ECLISSE DI SAN GIUSEPPE
Sebbene san Giuseppe rimanga tra i santi più popolari, sembra che da una trentina d’anni a questa parte assistiamo ad un’eclisse della sua figura. Diciamo che dopo un secolo fiorente, all’incirca tra il 1870 e il 1970, in cui si è affermata maggiormente la sua devozione, oggi appare un personaggio defilato, continuamente in ombra e il più delle volte trascurato. Complice il fatto che in Italia dal 1977 il 19 marzo non è più giorno festivo.

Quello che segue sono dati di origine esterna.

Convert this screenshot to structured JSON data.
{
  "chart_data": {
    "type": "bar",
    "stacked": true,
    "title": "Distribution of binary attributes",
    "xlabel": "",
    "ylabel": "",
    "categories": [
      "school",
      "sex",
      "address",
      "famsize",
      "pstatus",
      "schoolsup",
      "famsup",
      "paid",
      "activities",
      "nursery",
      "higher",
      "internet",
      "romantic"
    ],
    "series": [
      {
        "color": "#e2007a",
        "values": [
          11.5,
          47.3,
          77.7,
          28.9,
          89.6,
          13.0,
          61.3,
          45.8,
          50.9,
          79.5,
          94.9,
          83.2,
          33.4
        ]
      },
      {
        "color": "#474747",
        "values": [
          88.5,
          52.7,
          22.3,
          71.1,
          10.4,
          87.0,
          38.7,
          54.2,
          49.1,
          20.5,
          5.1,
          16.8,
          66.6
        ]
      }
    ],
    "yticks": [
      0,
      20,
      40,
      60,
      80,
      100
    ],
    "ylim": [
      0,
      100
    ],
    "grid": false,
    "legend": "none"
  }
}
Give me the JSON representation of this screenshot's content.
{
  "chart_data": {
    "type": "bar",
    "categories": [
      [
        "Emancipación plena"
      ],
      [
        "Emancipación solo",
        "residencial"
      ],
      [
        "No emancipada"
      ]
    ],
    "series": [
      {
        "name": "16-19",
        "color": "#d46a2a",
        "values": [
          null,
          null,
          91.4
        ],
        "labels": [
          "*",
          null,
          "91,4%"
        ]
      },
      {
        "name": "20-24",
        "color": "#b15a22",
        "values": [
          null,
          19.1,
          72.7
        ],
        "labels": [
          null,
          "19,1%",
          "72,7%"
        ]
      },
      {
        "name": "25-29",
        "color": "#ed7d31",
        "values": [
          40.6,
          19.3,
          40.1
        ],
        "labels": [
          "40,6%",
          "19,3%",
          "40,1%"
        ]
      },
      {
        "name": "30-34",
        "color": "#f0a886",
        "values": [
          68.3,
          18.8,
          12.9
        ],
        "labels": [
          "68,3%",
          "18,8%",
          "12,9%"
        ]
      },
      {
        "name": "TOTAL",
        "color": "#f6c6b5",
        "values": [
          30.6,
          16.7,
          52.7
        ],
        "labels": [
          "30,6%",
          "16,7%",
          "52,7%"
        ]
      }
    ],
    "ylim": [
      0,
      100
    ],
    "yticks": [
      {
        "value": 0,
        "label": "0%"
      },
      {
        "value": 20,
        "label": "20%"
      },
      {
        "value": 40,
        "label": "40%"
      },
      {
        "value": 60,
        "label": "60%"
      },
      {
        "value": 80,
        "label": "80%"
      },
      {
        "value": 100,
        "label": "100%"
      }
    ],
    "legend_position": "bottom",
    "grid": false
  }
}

Dopo la proclamazione del nostro santo a Patrono della Chiesa universale, che risale a Pio IX nel 1870, e del Concilio Vaticano II, grazie a Giovanni XXIII nel 1962, sembra che si sia stesa una cortina di silenzio. I Papi nominati, in felice coincidenza, sono stati abbinati nella loro beatificazione e a motivo del loro amore per san Giuseppe li troviamo ambedue dipinti nell’abside del nostro santuario. Certo non sono mancati autorevoli pronunciamenti pontifici anche in seguito, sia con Paolo VI che con Giovanni Paolo II, che ci ha lasciato in eredità la preziosa esortazione apostolica “Redemptoris custos”. Dal 1970 si sono poi organizzati nove simposi internazionali che hanno rinnovato l’interesse per san Giuseppe, almeno da parte degli studiosi. Ciononostante, dopo il Concilio, si è verificato praticamente un declino di attenzione e devozione verso lo Sposo di Maria. Il passaggio ad una nuova ecclesiologia, forse ad un malinteso cristocentrismo, a più corrette forme di espressione della liturgia e della pietà popolare, ha portato talvolta (come si suol dire) a buttare “l’acqua sporca col bambino”. Così ci ha rimesso pure il nostro santo, che molti hanno messo da parte… insieme al suo Bambino!
D’altronde il problema è più grande se si riscontra che la fede si affievolisce e va affermandosi un relativismo che sfugge ad ogni certezza, quasi che la verità non esista più e tutto sia opinabile. Una volta scrollato il peso di formule devozionali, scarsamente fondate sulla Parola di Dio, su Cristo e sulla Chiesa, sulla sua realtà di popolo di Dio in cammino, nel perseguimento della giustizia e della fraternità, bisogna ripartire col piede giusto. Se guardiamo con occhi nuovi a san Giuseppe in tale prospettiva, ci avvediamo come è radicata nel Vangelo la sua figura, come è profondamente innestata all’inizio della Redenzione, come è pienamente inserita nel mistero di Cristo e della Chiesa, come emerge il suo compito singolare di “ministro della salvezza”, come ci è davanti congiunto a quello di Maria il suo modello insuperabile di santità, come sia necessario ripercorrere la sua via per andare avanti nella missione affidata ad ogni credente e alla comunità cristiana. Allora sì che risalta il nostro santo ed acquista la sua dignità.
Dispiace se viene ridotto ad un santino tra i tanti da tenere in tasca, a una devozione di cui si può fare a meno, a pia tradizione ormai d’altri tempi, ad una cornice del presepio appaiata al bue e all’asinello. Dispiace se viene staccato da Gesù, il Figlio di Dio per il quale ha fatto da padre, o da Maria, la Madre di Dio affidatagli in Sposa. Dispiace se è assente dalla catechesi e dalla predicazione, se non è invocato nella preghiera eucaristica e nel rosario, se nelle chiese non c’è nemmeno una sua immagine, se non si continua a dare il suo nome nel battesimo. Dispiace se ci si dimentica di affidargli la Chiesa, di cui è Patrono universale, le famiglie, i genitori e i figli, i lavoratori e gli educatori, i coniugi e i consacrati, i giovani e gli anziani, i poveri e gli oppressi, di cui è straordinario modello ed intercessore. E’ vero che san Giuseppe viene definito il “santo del silenzio”, e il suo destino è sempre stato quello di vivere nell’ombra, già nella sua esistenza a Nazaret e poi nell’arco dei secoli, ma non è giusto che noi facciamo silenzio su di lui e non portiamo alla luce la bellezza della sua santità. Tanto più noi che ci riteniamo suoi devoti, figli ed amici. Tanto più nel mondo e nella Chiesa di oggi, che ha bisogno della sua protezione e del suo esempio.